Although I see yesterday’s KRW appreciation would be the inflection point to turn around toward appreciation with the pattern of named hanging man candle, USD/KRW exchange rate turns to increase rapidly today as Korean GDP number was disappointed and USD was moderately strong against EUR last night. Discouraging GDP data led the bull bond market in line with continuous buying KTB futures by foreign investors. I expected the peak point of KRW against USD would be the range from 1,160 to 1,170 under monthly candle analysis, but today’s exchange rate is 1,165.1 won. As further, today’s candle type is the big positive candle which signals possible appreciation further and strong momentum toward higher. Maybe the level in FX market would somewhat meaningless, I feel. If I am a FX trader, I was short on USD/KRW and would loss-cut today and initially get the new position to be long on USD. But, the amount of position would be somewhat small because I’m a little bit skeptical about some arguments expecting to be depreciated toward 1,200 won soon. Nevertheless, the momentum to be high seems very strong now.

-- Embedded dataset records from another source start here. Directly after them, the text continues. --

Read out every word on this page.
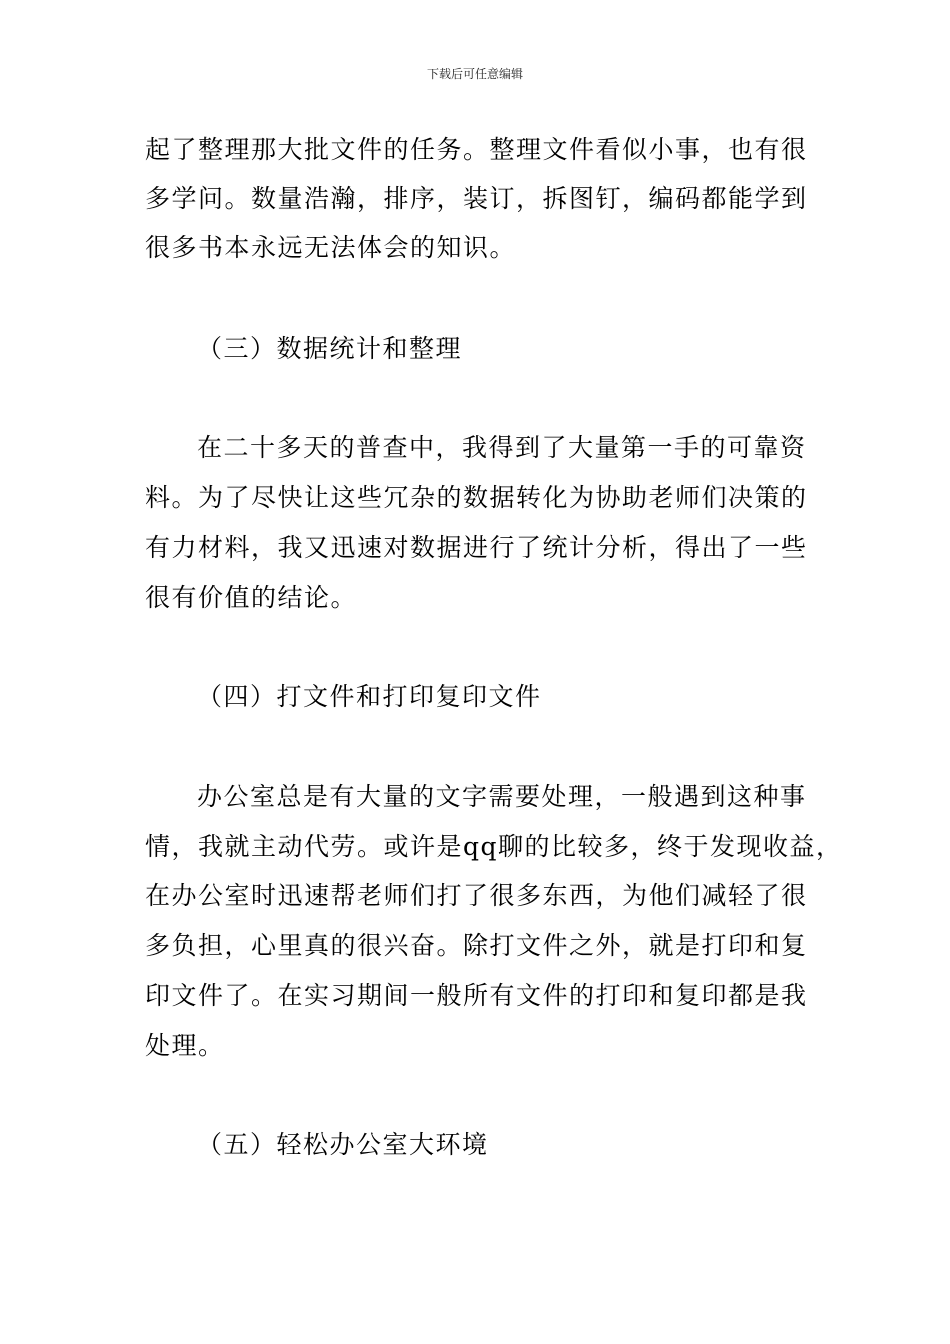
下载后可任意编辑
起了整理那大批文件的任务。整理文件看似小事，也有很
多学问。数量浩瀚，排序，装订，拆图钉，编码都能学到
很多书本永远无法体会的知识。
（三）数据统计和整理
在二十多天的普查中，我得到了大量第一手的可靠资
料。为了尽快让这些冗杂的数据转化为协助老师们决策的
有力材料，我又迅速对数据进行了统计分析，得出了一些
很有价值的结论。
（四）打文件和打印复印文件
办公室总是有大量的文字需要处理，一般遇到这种事
情，我就主动代劳。或许是qq聊的比较多，终于发现收益，
在办公室时迅速帮老师们打了很多东西，为他们减轻了很
多负担，心里真的很兴奋。除打文件之外，就是打印和复
印文件了。在实习期间一般所有文件的打印和复印都是我
处理。
（五）轻松办公室大环境
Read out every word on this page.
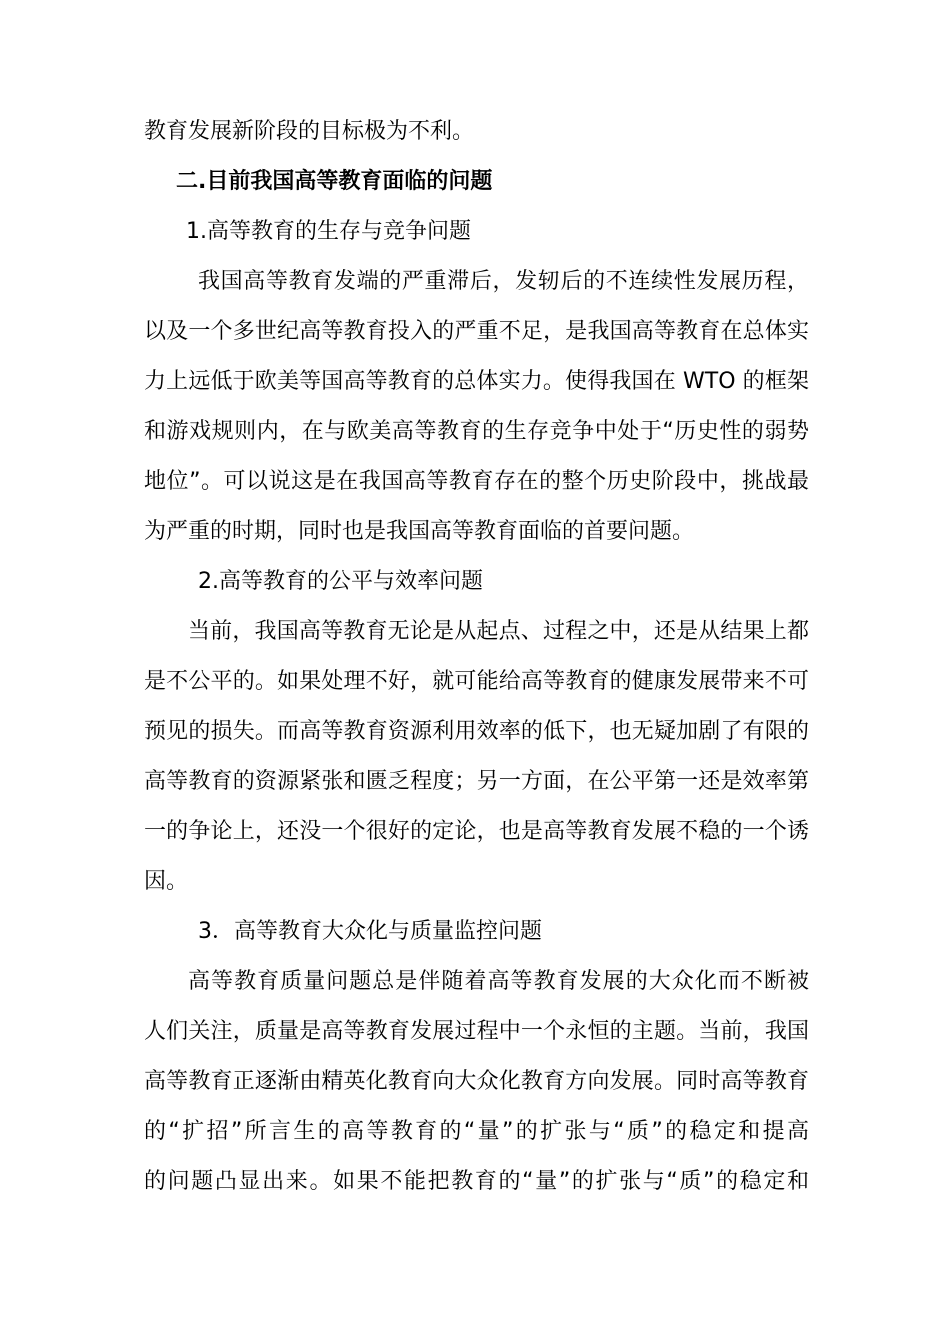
教育发展新阶段的目标极为不利。
二.目前我国高等教育面临的问题
1.高等教育的生存与竞争问题
我国高等教育发端的严重滞后，发轫后的不连续性发展历程，
以及一个多世纪高等教育投入的严重不足，是我国高等教育在总体实
力上远低于欧美等国高等教育的总体实力。使得我国在 WTO 的框架
和游戏规则内，在与欧美高等教育的生存竞争中处于“历史性的弱势
地位”。可以说这是在我国高等教育存在的整个历史阶段中，挑战最
为严重的时期，同时也是我国高等教育面临的首要问题。
2.高等教育的公平与效率问题
当前，我国高等教育无论是从起点、过程之中，还是从结果上都
是不公平的。如果处理不好，就可能给高等教育的健康发展带来不可
预见的损失。而高等教育资源利用效率的低下，也无疑加剧了有限的
高等教育的资源紧张和匮乏程度；另一方面，在公平第一还是效率第
一的争论上，还没一个很好的定论，也是高等教育发展不稳的一个诱
因。
3．高等教育大众化与质量监控问题
高等教育质量问题总是伴随着高等教育发展的大众化而不断被
人们关注，质量是高等教育发展过程中一个永恒的主题。当前，我国
高等教育正逐渐由精英化教育向大众化教育方向发展。同时高等教育
的“扩招”所言生的高等教育的“量”的扩张与“质”的稳定和提高
的问题凸显出来。如果不能把教育的“量”的扩张与“质”的稳定和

In Wall Street Journal, there are some interesting articles today. One is about Chinese bond market opened to specific foreign investors recently. The third largest bond market in the world was opened to oversee central banks and sovereign wealth funds, but they seem to hardly feel attractiveness about that. WSJ points four reasons. First, the history in Chinese bond market is very short. This market hasn’t been through the whole cycle from current easing cycle to unforeseen tightening cycle that could cause the credit crunch, so market participants feel some afraid about this. Second, the on-shore yield is lower than off-shore yield. Main investors including money managers already invested in off-shore market’s bond and if the expected yield of this is higher than on-shore’s, they do not need to buy on-shore bond. Third, turnover ratio is very low. WSJ compare this with US and Japanese bond market, but I do not agree with this, because Chinese financial market is developing and would be more liquid at all. And last, there are too many securities in Chinese bond market. Foreign investors feel some difficult to study and select good securities among them.

Another one is some hedge funds to prepare for a liquidity drought. They see a kind of bubble in junk bonds market because too many retail investors were in this market through many vehicles such as ETFs that could lead the rapid outflow of hot money if US Fed starts monetary tightening. So, they increase cash position in their portfolio, buy CDS premium on some junk bonds, and buy put option against some ETFs. I think they see the junk bonds market as the bubble. But, as think further, it would mean whole bond market bubble in line with recent woes about drain liquidity in the market. I think we would face the strong headwind from irrational monetary easing like QE as this printing money starts to play in anywhere and thus inflation arises soon. If then, bond market sell-off could be realized and we would be so painful. But, I hope this inflation would come with reflation, not with stagflation. The opportunity could come that pessimists, the majority in the world now, would be blown out of the world.